Anjali Prayag Bangalore | Updated on November 17, 2017 Published on January 14, 2012

Mr E. Balaji

If you have set your heart on an iPhone 4S or a holiday in Hawaii after your annual salary hike this April, chances are you might be disappointed. HR experts and consultants are predicting a ‘modest' and ‘subdued' salary hike in 2012-13. “Initial interactions with companies show that the increments would be marginal and in some industries there will be no hikes,” says Mr Ronesh Puri, Managing Director, Executive Access.

Employees in service sectors such as telecom and BFSI saw better times last year. But it may not be the same this year and there's no joy for real estate workers either, he says. Corporate India has become cost-conscious and even at the senior levels has increased the variable part of the package thus, tying in performance with compensation.

The prevailing business sentiment and lower growth expectations will influence salary hikes. “We are anticipating compensation to be subdued. On average, it could even be in single digit,” says Mr Sankar Ramamurthy, Executive Director, Consulting, PwC India. While employees in the BFSI, IT and ITeS sectors are unlikely to see a significant increase in their salaries, there may be some pleasant surprises in store for pharma and healthcare sector employees, says Mr E. Balaji, MD and CEO of MaFoi Consulting.
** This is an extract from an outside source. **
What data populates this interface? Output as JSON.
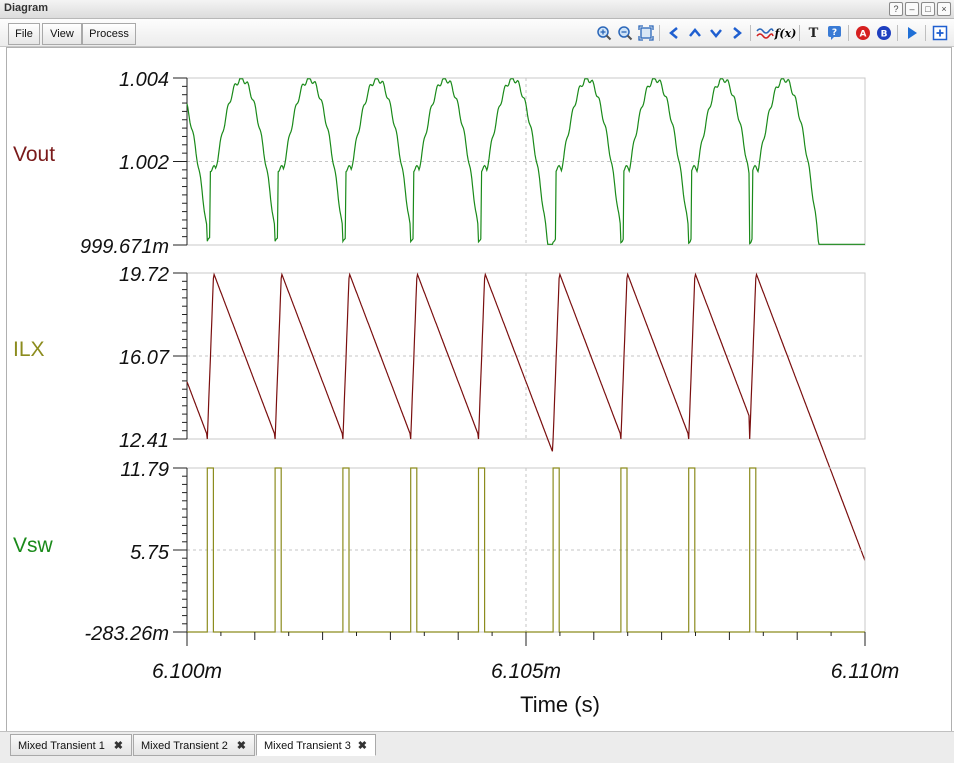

Hikes in FMCG and retail would be in the mid-range. According to him, increments are likely to be slightly less than last year's 15-18 per cent.

However, Mr Thiruvengadam P., Leader, Human Capital Advisory Services at consulting firm Deloitte, says it's too soon to gauge salary hikes. “Our current discussions with companies do not indicate any significant change in salary hikes from last year, but increments depend on the industry and company performance.”

According to a cross-industry compensation trends survey conducted by Deloitte in September last year, average salary increases were 13 per cent and the average variable payout at 30 per cent for the fiscal 2011-12.